Sub-Categories of Work Stress

The mechanism of Mental stress is assigned to claims where an employee has experienced an injury or disease because of mental stress in the course of their employment. Mental stress includes sub-categories distinguished by the nature of the actions, exposures and events that might lead to disorders as specified. The sub categories are:

  • Work pressure—mental stress disorders arising from work responsibilities and workloads, deadlines, organisational restructure, workplace interpersonal conflicts and workplace performance or promotion issues.
  • Exposure to workplace or occupational violence—includes being the victim of assault by a person or persons who may or may not be work colleagues; and being a victim of or witnessing bank robberies, hold-ups and other violent events.
  • Exposure to traumatic event—disorders arising from witnessing a fatal or other incident.
  • Suicide or attempted suicide—includes all suicides regardless of circumstances of death and all attempted suicides.
  • Other mental stress factors—includes dietary or deficiency diseases (Bulimia, Anorexia).
  • Work-related harassment &/or workplace bullying—repetitive assault and/or threatened assault by a work colleague or colleagues; and repetitive verbal harassment, threats, and abuse from a work colleague or colleagues.
  • Other harassment—being the victim of sexual or racial harassment by a person or persons including work colleague/s.

ComCare changes concerns

July 7, 2015

Concerns are still being expressed about this bill. The most recent from the Law Council of Australia in May 2015. The Council had a number of specific concerns to do with various matters.
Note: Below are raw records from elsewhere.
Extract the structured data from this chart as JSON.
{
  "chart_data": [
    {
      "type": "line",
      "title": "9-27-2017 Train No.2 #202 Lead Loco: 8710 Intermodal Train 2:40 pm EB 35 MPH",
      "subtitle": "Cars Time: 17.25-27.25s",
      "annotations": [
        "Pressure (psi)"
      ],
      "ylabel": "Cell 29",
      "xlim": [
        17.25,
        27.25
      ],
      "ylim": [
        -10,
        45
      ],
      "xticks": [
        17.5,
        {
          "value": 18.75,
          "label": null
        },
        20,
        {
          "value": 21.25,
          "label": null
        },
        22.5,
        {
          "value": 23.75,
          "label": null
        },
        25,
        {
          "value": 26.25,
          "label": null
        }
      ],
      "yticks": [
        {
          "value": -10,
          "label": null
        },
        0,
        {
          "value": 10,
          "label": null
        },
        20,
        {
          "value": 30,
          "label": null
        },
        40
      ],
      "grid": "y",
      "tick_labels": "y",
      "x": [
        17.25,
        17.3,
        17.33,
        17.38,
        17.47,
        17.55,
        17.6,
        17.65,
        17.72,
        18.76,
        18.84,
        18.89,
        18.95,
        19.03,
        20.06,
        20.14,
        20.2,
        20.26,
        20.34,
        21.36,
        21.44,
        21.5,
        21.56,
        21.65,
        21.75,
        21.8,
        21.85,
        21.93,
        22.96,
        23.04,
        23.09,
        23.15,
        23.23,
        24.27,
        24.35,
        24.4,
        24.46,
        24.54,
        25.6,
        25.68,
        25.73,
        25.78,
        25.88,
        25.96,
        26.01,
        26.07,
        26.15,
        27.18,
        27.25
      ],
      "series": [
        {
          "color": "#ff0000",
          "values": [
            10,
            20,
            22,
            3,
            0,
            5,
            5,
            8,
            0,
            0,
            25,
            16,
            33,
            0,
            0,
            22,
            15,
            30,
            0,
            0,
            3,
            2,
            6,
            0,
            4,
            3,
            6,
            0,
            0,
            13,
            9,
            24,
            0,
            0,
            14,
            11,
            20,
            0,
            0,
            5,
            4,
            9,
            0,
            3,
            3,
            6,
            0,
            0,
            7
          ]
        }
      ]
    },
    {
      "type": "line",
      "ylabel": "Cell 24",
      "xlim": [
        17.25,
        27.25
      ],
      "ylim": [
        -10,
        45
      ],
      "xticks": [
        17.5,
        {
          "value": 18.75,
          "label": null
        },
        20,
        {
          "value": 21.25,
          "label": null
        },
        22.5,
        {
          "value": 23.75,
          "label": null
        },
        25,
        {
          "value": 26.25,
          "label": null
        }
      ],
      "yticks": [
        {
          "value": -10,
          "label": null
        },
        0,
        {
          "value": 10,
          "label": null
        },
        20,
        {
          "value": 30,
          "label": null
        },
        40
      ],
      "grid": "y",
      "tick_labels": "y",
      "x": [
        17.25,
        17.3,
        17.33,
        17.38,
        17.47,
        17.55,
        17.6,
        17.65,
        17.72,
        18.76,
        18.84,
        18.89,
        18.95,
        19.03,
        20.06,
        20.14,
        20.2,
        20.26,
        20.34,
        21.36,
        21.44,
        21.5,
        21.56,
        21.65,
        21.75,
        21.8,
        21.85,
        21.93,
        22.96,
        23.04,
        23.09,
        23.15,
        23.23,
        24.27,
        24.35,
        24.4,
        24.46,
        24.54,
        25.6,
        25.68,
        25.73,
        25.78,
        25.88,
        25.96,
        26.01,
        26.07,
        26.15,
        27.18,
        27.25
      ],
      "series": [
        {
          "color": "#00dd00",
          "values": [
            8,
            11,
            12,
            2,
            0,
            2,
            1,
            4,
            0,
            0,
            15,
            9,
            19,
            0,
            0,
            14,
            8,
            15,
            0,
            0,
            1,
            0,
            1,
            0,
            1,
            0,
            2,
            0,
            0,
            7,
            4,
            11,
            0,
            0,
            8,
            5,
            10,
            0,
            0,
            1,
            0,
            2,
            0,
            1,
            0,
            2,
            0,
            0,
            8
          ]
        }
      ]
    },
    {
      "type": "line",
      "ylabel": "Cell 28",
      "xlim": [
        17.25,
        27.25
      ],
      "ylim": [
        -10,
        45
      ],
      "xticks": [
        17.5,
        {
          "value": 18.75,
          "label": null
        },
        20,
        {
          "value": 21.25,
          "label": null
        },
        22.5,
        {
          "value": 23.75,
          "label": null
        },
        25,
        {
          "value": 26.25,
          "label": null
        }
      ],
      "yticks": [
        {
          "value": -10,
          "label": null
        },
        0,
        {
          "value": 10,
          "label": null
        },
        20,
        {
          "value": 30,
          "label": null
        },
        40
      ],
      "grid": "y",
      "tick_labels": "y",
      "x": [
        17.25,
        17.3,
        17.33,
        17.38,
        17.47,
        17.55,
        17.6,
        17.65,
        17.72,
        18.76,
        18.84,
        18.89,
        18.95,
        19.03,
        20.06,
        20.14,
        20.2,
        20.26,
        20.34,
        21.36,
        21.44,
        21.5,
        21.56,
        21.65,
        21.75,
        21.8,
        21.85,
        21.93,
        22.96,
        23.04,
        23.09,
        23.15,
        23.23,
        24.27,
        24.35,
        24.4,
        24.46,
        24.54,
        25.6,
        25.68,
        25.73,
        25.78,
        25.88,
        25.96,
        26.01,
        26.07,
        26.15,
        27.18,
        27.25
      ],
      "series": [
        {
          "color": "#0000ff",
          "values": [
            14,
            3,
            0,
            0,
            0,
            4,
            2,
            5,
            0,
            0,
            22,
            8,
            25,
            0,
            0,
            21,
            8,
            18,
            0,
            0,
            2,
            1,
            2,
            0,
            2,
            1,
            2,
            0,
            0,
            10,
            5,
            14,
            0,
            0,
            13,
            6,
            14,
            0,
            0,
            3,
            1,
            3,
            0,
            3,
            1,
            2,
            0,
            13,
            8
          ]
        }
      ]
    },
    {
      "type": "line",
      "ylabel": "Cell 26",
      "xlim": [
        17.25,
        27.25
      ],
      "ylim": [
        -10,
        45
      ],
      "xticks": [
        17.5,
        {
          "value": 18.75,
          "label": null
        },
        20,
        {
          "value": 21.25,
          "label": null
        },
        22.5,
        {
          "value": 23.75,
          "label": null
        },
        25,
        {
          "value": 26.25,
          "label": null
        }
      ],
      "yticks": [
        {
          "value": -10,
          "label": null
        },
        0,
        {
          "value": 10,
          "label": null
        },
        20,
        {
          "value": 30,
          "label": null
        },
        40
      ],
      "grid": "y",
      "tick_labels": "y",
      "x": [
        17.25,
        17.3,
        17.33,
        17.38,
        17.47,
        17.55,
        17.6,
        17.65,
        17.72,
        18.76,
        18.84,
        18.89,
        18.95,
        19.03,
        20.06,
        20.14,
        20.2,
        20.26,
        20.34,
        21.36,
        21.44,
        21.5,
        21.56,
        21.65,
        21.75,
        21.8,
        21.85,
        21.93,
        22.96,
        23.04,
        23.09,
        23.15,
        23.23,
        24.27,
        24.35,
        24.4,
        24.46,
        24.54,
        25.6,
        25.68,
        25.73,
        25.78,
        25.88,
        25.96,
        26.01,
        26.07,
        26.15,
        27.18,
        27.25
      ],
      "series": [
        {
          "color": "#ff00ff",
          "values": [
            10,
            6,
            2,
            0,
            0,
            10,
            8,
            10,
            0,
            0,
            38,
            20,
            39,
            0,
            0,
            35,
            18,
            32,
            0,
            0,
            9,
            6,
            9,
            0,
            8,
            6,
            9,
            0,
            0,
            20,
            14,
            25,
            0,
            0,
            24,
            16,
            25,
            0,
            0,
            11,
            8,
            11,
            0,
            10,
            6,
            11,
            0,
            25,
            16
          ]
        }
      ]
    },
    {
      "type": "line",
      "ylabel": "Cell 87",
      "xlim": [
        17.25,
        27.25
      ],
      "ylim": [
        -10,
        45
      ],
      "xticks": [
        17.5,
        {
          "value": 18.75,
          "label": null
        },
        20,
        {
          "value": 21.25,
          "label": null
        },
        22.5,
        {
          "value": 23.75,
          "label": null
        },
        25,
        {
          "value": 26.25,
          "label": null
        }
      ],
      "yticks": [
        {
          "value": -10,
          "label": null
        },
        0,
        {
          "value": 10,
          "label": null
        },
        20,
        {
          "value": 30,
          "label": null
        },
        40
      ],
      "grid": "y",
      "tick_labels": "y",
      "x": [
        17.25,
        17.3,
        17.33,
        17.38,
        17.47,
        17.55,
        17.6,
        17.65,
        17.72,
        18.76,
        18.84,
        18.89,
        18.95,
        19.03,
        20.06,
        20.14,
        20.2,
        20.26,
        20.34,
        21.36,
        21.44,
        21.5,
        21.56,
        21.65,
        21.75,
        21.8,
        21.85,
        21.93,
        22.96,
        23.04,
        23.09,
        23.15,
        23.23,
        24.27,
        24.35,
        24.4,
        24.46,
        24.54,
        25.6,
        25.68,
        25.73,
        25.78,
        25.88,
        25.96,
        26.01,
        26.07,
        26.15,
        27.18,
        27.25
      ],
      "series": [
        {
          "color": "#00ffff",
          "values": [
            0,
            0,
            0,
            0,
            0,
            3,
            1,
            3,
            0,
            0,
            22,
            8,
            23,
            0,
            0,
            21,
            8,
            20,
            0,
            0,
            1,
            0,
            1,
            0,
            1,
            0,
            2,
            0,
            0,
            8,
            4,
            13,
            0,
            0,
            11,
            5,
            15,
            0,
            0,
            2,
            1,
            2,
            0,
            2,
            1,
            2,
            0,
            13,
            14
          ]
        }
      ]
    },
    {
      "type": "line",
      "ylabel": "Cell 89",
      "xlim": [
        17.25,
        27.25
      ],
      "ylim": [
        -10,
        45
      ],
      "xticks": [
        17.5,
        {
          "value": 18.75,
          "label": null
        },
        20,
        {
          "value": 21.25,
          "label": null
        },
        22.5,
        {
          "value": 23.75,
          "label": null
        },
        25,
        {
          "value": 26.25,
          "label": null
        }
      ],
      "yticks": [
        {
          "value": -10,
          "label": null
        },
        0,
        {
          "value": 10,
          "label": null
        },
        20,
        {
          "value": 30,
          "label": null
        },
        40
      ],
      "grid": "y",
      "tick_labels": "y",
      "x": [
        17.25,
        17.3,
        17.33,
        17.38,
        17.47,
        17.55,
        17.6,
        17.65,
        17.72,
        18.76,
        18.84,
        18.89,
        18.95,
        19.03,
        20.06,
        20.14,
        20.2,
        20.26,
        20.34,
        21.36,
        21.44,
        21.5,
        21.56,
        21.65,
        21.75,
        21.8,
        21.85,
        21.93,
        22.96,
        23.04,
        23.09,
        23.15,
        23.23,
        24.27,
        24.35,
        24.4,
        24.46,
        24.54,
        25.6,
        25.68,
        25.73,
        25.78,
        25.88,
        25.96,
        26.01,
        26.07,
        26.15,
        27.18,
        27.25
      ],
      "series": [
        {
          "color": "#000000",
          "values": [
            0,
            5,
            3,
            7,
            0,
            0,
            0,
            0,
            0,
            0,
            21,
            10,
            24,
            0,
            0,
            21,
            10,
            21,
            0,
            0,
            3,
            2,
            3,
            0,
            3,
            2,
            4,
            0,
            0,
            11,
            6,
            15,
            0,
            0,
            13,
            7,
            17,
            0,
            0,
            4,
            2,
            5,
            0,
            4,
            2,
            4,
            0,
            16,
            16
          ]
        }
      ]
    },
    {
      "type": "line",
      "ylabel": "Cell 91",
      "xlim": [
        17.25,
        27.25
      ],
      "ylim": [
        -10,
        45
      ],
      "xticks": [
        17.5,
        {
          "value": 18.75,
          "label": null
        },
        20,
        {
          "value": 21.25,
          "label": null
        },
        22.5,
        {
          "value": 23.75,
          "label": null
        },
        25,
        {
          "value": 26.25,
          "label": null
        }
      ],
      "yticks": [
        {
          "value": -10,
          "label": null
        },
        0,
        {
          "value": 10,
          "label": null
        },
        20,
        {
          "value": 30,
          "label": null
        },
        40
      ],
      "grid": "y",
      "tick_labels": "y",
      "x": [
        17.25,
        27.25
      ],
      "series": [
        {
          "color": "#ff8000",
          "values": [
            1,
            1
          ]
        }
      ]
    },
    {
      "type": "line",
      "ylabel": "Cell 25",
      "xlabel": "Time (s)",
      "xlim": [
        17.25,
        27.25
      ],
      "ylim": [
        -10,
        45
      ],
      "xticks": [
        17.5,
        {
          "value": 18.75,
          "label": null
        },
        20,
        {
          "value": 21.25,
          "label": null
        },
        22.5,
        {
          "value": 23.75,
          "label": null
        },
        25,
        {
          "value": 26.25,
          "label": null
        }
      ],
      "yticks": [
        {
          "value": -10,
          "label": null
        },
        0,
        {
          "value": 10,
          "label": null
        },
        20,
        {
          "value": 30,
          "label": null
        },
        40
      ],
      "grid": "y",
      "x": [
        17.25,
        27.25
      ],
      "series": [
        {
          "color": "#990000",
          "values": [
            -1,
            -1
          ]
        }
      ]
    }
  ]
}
The matters most relevant to us are:

  1. “The Bill expands the notion of “reasonable administrative action” to virtually any management action by an Whilst it may be accepted that an expansion of the exclusion to the definition of injury is a matter for Parliament, the absence of a limitation or qualification of what is meant by the phrase “management action” is likely to lead to uncertainty and complex litigation, such as in Commonwealth Bank of Australia v Reeve (2012) 199 FCR 463, in order to determine the distinction between an employee’s usual duties and “management action”.

and

 

  1. The explanatory memorandum states that the Bill aims to “distinguish more clearly between work and non-work related injuries by requiring certain matters be taken into account in determining whether an ailment or aggravation was contributed to, to a significant degree, by an employee‘s employment” (page ii).
  2. Some of the amendments appear to require a decision-maker to apply value judgments at a level of abstraction that is not necessarily attainable without the assistance of expert evidence. For example, requiring a decision-maker to consider the probability that an employee would have been more or less likely to sustain a similar injury at a certain stage in their life is a matter that ought not to be left to the lay opinion of a decision-maker.
  3. Further, it is noted that this approach appears to involve a departure from the “eggshell-skull” principle – that the employer must take an employee as they find them, with or without existing ailments or propensity toward particular types of injury.